Located in Northwest Portland, the site has a notable past as a gateway to the 1905 Lewis and Clark Centennial Exposition and was later part of Guild’s Lake District, a significant industrial sanctuary. The original heavy timber structures were built in the 1940s for J.A. Freeman & Sons, a manufacturer of hay baling and hay handling equipment. Recognizing the historic and environmental significance of the old growth wood structure, the renovation preserves and restores the original lumber. The existing trusses were sand blasted and remain exposed, highlighting the natural beauty of the wood. New 80’ wide clerestory windows were added to each roof to bring light into the large open floor plates which are distinguished by column-free spans of 100 feet. To uphold the project’s heritage, both buildings were completely rebuilt using an industrial vernacular of ribbon windows and weathering steel cladding.
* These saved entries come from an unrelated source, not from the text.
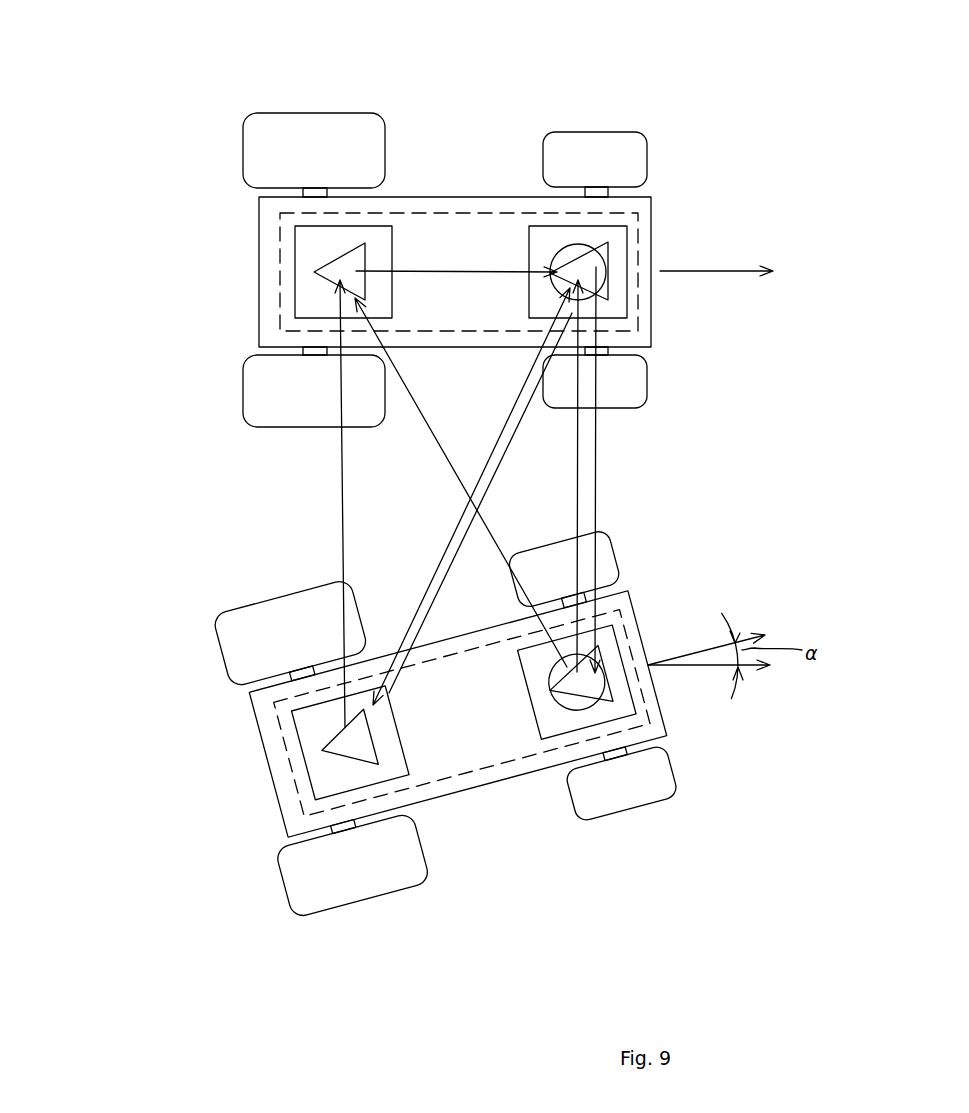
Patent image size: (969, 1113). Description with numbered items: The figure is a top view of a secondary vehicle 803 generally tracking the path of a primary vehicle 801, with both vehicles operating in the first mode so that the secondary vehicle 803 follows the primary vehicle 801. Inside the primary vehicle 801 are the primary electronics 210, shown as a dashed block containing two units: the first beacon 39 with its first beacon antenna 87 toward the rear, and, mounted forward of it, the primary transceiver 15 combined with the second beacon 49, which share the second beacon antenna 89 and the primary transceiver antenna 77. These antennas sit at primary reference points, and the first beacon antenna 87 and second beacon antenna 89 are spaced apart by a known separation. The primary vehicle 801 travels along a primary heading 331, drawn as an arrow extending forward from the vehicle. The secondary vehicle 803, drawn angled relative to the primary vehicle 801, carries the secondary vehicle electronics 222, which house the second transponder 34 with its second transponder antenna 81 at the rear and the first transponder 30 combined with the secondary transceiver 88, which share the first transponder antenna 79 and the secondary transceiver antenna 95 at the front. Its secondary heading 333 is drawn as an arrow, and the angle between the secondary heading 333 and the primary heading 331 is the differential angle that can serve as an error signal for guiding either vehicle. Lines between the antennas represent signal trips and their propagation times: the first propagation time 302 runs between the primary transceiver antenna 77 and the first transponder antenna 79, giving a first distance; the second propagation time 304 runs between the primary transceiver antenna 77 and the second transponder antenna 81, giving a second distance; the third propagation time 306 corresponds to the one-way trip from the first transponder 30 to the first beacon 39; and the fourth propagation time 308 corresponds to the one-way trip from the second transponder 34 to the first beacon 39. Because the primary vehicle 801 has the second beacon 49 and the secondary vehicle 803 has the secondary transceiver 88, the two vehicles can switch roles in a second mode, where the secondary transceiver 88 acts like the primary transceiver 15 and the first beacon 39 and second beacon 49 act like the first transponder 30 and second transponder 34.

The primary vehicle 801 is at (443, 197).
The primary electronics 210 is at (412, 213).
The primary transceiver 15 is at (602, 176).
The second beacon 49 is at (529, 260).
The second beacon antenna 89 is at (558, 270).
The primary transceiver antenna 77 is at (580, 243).
The primary heading 331 is at (720, 271).
The first beacon 39 is at (295, 240).
The first beacon antenna 87 is at (323, 262).
The third propagation time 306 is at (430, 438).
The fourth propagation time 308 is at (343, 525).
The first propagation time 302 is at (580, 445).
The second propagation time 304 is at (540, 457).
The secondary heading 333 is at (693, 650).
The second transponder antenna 81 is at (323, 748).
The second transponder 34 is at (345, 722).
The first transponder antenna 79 is at (610, 700).
The secondary transceiver antenna 95 is at (555, 707).
The first transponder 30 is at (641, 807).
The secondary transceiver 88 is at (541, 739).
The secondary vehicle electronics 222 is at (432, 783).
The secondary vehicle 803 is at (477, 787).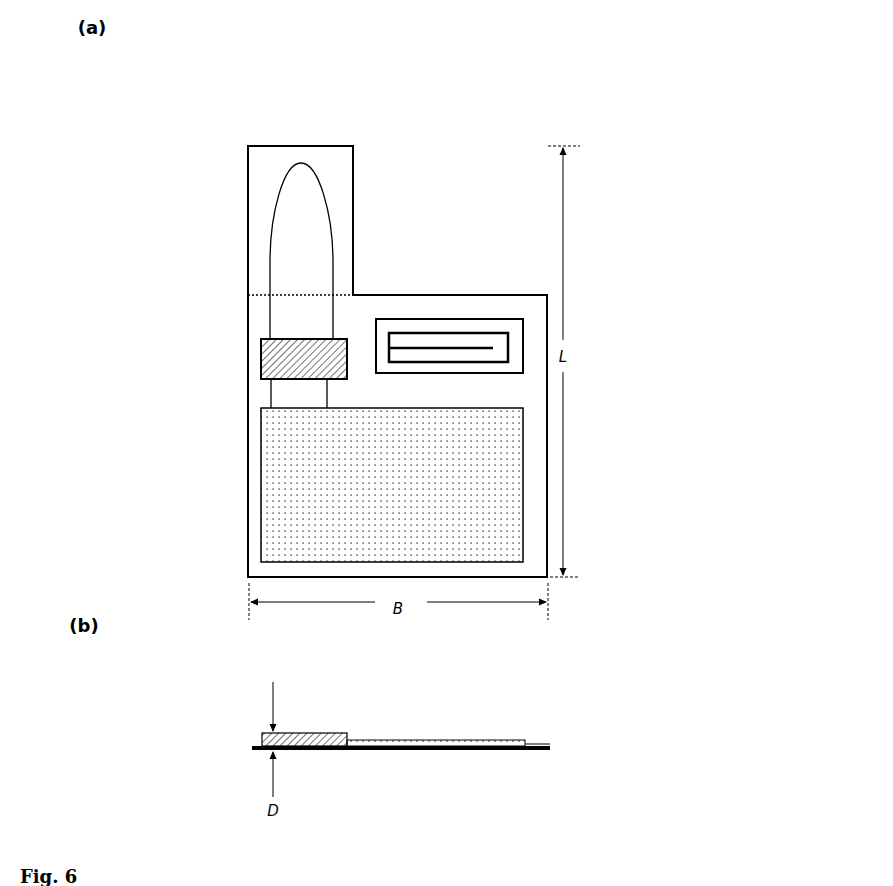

During demolition, wood from an overbuilt mezzanine was salvaged to create a new timber and glass entrance structure that connects the two historic buildings. Over 6,500 linear feet of 4x12 inch boards were reclaimed, varying in length from 12 to 24 feet. Working with the general contractor, the lumber was grouped and catalogued by length. The reclaimed boards were fastened around a new glulam member using large wood screws to create the entrance structure’s distinctive columns and beams. Innovative use of wood salvaged on-site creates a welcoming entry to the campus that is expressive of the project’s heritage and of environmentally-conscious design.